Берлин. 20 ноября 1911. Понедельник

Около полудня выехал из Гамбурга. Вечером смотрел в Берлине Пентисилею Рейнхардта. Это Саломея, написанная безумным и в то же время великим поэтом[102]. А уайльдовская Саломея, напротив, кажется узором на ковре, измышленным извращенным воображением. В театре встретил Боденхаузена. Он уезжает в одиннадцать, перед этим ужинали в «Савое». О Гофманстале. Я сказал, как необъяснимо для меня его поведение.

Берлин. 21 ноября 1911. Четверг

Плессен, мой полковой товарищ, которого я встретил в Эспланаде, сказал, что я получил повышение и теперь ротмистр, судя по сегодняшнему M. W. B.[103] Смотрел в Каммершпиле Натана Мудрого с Бассерманом в главной роли. Поверхностность миросозерцания заставляет скучать и со временем утомляет. Как иначе всё освещено у Вольтера.

Берлин. 24 ноября 1911. Пятница

Муш был у меня, и мы вместе поехали в окружное командование. О Рауле [Рихтере] он говорит с печалью, но не без надежды. Дневные газеты сообщили о смерти Чуди. У меня сердце сжалось. Когда уходит человек, за которого столько сражались и столько дрожали, который совершил исключительные вещи и так много значит, мир вдруг съеживается. Вечером был на Орестее, она оказалась созвучной моему мрачному настроению. Рейнхардт со времени Эдипа[104] многому научился, из тех грубых наметок создал настоящий стиль, как в инсценировке, так и в исполнении. Актеры, такие как Моисси, и актрисы, такие как Кассандра[105], теперь способны на большие, красноречивые и на удалении, жесты, и пространство распределено по точно рассчитанному воздействию. Например, перспектива, которой пренебрегают обычно даже на большой сцене, здесь используется очень эффективно, чтобы по мере надобности представить персонажей то больше, то меньше, то ближе, то на отдалении. Богослужение в тексте показано тонко и прочувствованно, без натужной реконструкции. Потом мы беседовали с Рейнхардтом и Штернхеймом, у которого сегодня премьера (Кассета). Он говорил много и с напором, с фанатичным самомнением: всё в нем фанатично, и любовь к Бальзаку, Флоберу, Мольеру, и презрение к большинству немецких «поэтов», и тщеславие, и снобизм. В нем худшие свойства еврейского выскочки силой чудовищного темперамента сплавлены в талант. Он еврей по убеждению, в то время как Гофмансталь – еврей по ощущению и по актерству, насколько в нем вообще есть еврейство. Мне импонирует эта чудовищная воля к власти, преобразующая мир, чтобы им овладеть, этот ориентально-еврейский фанатизм власти – отец английского пуританского фанатизма, еще более жесткий и страстный.
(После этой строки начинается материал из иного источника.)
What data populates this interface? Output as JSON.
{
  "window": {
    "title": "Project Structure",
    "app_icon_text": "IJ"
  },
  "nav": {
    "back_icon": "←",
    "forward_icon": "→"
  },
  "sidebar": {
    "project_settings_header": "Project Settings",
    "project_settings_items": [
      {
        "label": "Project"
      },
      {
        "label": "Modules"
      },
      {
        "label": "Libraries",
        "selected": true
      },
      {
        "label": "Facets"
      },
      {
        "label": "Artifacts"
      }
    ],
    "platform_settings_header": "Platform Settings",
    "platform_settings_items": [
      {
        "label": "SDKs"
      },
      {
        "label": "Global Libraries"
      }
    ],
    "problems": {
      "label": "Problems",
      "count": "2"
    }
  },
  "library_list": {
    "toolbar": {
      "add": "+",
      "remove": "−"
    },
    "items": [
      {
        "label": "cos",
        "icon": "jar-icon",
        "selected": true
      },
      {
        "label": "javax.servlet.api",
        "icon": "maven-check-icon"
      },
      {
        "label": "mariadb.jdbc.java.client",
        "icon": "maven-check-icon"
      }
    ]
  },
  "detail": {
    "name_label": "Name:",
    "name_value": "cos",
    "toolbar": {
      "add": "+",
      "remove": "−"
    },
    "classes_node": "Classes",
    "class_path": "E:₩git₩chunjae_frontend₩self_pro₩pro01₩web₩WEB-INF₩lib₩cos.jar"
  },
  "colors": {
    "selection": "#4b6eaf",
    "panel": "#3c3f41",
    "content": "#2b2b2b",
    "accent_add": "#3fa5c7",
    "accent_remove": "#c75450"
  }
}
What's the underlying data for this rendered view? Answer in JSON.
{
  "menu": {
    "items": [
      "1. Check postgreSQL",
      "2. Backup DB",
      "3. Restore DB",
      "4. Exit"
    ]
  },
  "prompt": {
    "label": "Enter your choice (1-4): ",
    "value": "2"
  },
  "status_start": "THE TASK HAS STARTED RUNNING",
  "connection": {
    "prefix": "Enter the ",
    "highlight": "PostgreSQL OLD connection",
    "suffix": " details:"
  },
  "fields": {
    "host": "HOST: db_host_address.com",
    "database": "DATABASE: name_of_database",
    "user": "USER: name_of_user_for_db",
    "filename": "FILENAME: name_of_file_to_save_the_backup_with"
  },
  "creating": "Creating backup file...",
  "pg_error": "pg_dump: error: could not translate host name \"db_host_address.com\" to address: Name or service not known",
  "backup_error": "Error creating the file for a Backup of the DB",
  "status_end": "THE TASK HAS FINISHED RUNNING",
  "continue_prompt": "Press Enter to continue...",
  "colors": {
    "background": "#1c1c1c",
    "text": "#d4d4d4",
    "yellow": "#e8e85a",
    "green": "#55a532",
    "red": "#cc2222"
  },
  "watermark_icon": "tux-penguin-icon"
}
Берлин. 25 ноября 1911. Суббота

Явился в Потсдам. Очень долго говорил в Казино с Клинковстрёмом, Леттовом и некоторыми другими людьми о нынешней и будущей опасности войны. Вечером Гудруна Хардта в театре Лессинга. Не очень сильное впечатление из-за смазанного исполнения. В пьесе есть интересные ситуации, но автор не умеет их использовать, персонажи большей частью просто болтают между собой.

Берлин. 26 ноября 1911. Воскресенье

Письмо от Гофмансталя из «Адлона»: «Я уже несколько месяцев не писал тебе. Не мог. И сегодня не могу… В сентябре на один день заезжал в Потсдам, который ты так любишь. Я мог со всей сокровенностью вспомнить нашу многолетнюю дружбу. Может, это продолжалось всего минуту, но дало мне внутреннее чувство уверенности. Для меня существует эта основа всего, что я о тебе думаю или чувствую: симпатия. Когда-то, в злосчастном письме, ты назвал этот базис наших отношений балластом и взамен предложил „общие интересы“. С тех пор наше общение остановилось, всё прочее было только притворством, а с моей стороны – еще и страхом своей и твоей горячности, страхом навредить прошлому. Наконец у меня истощились силы притворствовать. Если бы мы хоть один час поговорили с тобой спокойно, Гарри! Не сбиваясь с пути. Но, пожалуйста, прошу, только не пиши, не пиши о… Я был бы рад получить от тебя строчку и подписываюсь не по старой привычке, а потому, что другое слово для обозначения моего отношения к тебе для меня невозможно. Твой друг Гуго». Ответил, что прошу как можно скорее, лучше сегодня, о встрече.

Вечером со Штернхеймом на его пьесе Кассета. Он сидел белый от волнения между мной и своей женой и счел пьесу «величайшим, что видел на сцене», как сказал ему хирург Шляйх, которого он встретил в антракте и потом цитировал. Пьеса, по его словам, «совершенство, разве что в исполнении что-нибудь пойдет не так». На деле его умение распоряжаться персонажами, заразить и зажечь их своими мыслями и как в горячке довести до крайности, на которую они способны по характеру, – грандиозно. Это не гротеск, а что-то совсем иное, поскольку сохранены переходы и этапы и поскольку точно выверенный баланс персонажей не нарушается произвольно, ради отдельного эффекта. Поэтому он ближе к Мольеру и Бальзаку (на каком расстоянии – будет ясно позже), а не к Гейне или каким-либо еще карикатуристам, пусть и гениальным; ведь суть карикатуры и одновременно ее слабость – в том, что она смещает «веса» и ценности, искажает соотношения, а Штернхейм как раз эти соотношения делает своей темой и высвечивает еще яснее в том огне, которым он воспламеняет героев.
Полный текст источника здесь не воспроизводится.